Benjamin Britten : Seven Sonnets of Michelangelo, opus 22 (transcription Norris)
Dimitri Chostakovitch : Suite sur des poèmes de Michelangelo Buonarroti, opus 145
Hugo Wolf : Drei Gedichte von Michelangelo

John Tomlinson (basse), David Owen Norris (piano)
Enregistré au Potton Hall, Dunwich, Suffolk (29 novembre-1er décembre 2012) – 62’52
Chandos CHAN 10785 – Notice de présentation en français, anglais et allemand





C’est un récital fort bien construit – et éprouvé sur scène («dans des salles de concert, des amphithéâtres, des musées, des salles des fêtes et des églises – là où il y a un bon piano, une chaise et une table, et avec l’aide de vingt-et-une vieilles feuilles de papier et d’une blouse de peintre») longtemps avant d’être porté au disque – que propose John Tomlinson. Vingt-et-une mélodies de basse sur des poèmes de Michel-Ange, admirablement soutenues par l’accompagnement irréprochable de David Owen Norris (né en 1953). Certes, il a fallu un peu tricher pour les Sonnets (1940) de Britten, composés pour la voix de ténor de Peter Pears et transposés ici (par le pianiste) pour se lover dans les graves de John Tomlinson («Je ne tenterai pas de décrire ce que je pense ou espère que ma basse lyrique apporte à ces mélodies, mais elle projette certainement sur elles une lumière très différente; et je crois que ça leur rend service, pas un mauvais service, tout comme une grande sculpture, sous un éclairage différent, prend un nouveau visage sous un angle différent»).

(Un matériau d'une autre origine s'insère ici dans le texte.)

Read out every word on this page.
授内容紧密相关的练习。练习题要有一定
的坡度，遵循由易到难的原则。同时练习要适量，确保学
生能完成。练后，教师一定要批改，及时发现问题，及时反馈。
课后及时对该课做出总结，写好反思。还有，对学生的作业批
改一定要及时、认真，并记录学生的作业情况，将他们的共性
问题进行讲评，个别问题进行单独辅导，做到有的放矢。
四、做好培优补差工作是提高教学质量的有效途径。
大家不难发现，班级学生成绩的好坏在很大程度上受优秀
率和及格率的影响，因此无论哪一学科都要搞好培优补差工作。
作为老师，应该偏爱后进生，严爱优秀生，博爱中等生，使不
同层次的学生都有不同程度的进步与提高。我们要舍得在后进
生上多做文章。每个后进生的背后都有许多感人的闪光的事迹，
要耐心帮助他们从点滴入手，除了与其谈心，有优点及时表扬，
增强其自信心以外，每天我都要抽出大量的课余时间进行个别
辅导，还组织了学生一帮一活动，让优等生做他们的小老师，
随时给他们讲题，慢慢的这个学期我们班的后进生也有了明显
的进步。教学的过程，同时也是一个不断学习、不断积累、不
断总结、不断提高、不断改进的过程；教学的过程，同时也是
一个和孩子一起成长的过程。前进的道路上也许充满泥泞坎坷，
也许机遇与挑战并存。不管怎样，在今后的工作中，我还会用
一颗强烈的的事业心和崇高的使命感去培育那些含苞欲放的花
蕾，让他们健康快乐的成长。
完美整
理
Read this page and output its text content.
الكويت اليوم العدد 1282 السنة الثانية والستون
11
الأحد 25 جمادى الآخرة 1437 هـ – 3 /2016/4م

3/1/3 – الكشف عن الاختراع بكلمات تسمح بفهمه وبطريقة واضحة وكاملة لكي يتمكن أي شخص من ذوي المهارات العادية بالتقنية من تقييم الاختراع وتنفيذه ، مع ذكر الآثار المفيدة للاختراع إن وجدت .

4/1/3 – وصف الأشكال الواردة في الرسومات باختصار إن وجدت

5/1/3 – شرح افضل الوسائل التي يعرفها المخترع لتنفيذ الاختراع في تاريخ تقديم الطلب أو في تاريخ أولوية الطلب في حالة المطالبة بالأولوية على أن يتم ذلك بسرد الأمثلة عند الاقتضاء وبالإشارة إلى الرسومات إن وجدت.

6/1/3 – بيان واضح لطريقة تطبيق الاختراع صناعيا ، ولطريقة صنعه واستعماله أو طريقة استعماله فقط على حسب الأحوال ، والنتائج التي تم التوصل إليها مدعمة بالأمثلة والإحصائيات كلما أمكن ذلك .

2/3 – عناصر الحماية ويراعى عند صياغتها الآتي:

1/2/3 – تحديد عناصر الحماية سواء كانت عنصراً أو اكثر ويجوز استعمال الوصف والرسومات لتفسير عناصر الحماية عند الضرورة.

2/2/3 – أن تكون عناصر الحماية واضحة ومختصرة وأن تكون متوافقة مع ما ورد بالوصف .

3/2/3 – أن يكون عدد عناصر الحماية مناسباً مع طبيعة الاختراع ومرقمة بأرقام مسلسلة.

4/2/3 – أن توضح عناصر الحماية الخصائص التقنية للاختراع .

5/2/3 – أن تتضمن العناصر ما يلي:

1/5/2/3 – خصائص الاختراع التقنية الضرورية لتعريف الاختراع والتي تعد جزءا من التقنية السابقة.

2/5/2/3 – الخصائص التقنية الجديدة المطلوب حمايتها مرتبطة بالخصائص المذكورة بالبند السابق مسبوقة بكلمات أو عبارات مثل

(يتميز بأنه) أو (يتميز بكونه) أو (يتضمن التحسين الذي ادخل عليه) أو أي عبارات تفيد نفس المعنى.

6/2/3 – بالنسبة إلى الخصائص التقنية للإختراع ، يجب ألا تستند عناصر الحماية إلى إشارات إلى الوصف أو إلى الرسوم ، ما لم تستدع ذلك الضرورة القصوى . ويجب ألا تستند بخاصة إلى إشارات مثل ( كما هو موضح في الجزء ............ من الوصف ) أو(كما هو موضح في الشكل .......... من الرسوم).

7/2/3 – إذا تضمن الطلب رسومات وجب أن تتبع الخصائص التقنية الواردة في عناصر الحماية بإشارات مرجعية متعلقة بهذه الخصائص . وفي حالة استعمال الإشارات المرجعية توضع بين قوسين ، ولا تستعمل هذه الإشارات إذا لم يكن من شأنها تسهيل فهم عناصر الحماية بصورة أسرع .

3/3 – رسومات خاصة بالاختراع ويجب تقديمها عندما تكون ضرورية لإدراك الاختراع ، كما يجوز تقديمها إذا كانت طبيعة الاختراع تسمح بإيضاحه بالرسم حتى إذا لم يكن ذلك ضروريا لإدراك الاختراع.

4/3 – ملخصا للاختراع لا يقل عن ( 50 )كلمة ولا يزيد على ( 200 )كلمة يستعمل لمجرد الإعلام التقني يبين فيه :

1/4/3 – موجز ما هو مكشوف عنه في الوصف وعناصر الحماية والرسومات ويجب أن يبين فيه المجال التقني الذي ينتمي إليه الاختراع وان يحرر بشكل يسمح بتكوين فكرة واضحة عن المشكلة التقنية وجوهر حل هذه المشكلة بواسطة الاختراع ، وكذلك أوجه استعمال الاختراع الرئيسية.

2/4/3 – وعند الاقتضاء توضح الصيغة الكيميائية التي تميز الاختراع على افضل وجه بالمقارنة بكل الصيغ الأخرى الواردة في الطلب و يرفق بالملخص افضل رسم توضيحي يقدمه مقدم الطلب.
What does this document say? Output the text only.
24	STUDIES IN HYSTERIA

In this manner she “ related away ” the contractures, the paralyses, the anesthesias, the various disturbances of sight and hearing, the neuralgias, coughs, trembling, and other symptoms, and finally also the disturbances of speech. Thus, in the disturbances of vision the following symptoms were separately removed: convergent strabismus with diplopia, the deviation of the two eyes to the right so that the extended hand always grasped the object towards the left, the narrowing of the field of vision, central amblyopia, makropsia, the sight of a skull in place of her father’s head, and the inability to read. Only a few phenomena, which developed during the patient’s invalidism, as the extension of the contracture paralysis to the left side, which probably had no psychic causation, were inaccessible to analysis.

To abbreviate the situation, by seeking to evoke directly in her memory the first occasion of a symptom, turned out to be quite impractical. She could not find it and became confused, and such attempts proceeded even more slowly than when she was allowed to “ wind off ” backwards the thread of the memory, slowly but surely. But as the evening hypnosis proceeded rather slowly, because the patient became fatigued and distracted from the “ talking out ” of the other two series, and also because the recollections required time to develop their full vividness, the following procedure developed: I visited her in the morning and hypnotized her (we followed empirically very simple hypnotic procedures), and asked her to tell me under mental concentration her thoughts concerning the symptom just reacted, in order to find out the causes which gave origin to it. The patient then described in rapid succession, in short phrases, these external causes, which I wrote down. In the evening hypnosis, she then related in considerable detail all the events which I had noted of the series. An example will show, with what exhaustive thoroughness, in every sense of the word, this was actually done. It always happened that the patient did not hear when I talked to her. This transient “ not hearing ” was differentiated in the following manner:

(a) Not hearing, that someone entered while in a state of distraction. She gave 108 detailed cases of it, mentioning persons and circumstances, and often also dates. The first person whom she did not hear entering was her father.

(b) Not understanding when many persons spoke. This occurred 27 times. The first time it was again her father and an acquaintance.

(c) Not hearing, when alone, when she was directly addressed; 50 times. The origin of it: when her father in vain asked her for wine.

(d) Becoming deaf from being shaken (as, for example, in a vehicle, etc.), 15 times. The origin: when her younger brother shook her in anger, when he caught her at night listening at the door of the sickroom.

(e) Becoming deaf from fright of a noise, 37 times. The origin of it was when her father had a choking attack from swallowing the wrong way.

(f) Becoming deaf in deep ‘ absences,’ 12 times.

Saluons l’originalité du «concept», en citant l’explication fournie par l’interprète dans un livret particulièrement soigné (jusque dans les traductions – en anglais seulement – de paroles reproduites dans leur alphabet d’origine): «Les nombreuses années au cours desquelles j’ai interprété à l’opéra des personnages historiques m’ont donné l’idée de présenter le Michel-Ange du seizième siècle sous une forme modernisée, celle d’un peintre du dix-neuvième siècle dans son atelier, parcourant ses vieux papiers et poèmes et les faisant revivre à tour de rôle. C’est une situation que je connais bien pour avoir incarné sur scène Hans Sachs, le roi Philip, Boris Godounov ou Thomas Becket, assis à une table couverte de livres et de documents éparpillés, les passant en revue, réfléchissant et me tourmentant à propos de ces écrits du passé, des histoires qu’ils ont racontées et de leur rapport avec l’époque actuelle. J’ai eu l’idée de placer Michel-Ange dans la même situation lorsque j’ai vu (à une exposition à Londres, en 2010) les véritables bouts de papier (un matériel récemment inventé dans l’Europe du seizième siècle) sur lesquels le sculpteur avait lui-même écrit certains de ses poèmes».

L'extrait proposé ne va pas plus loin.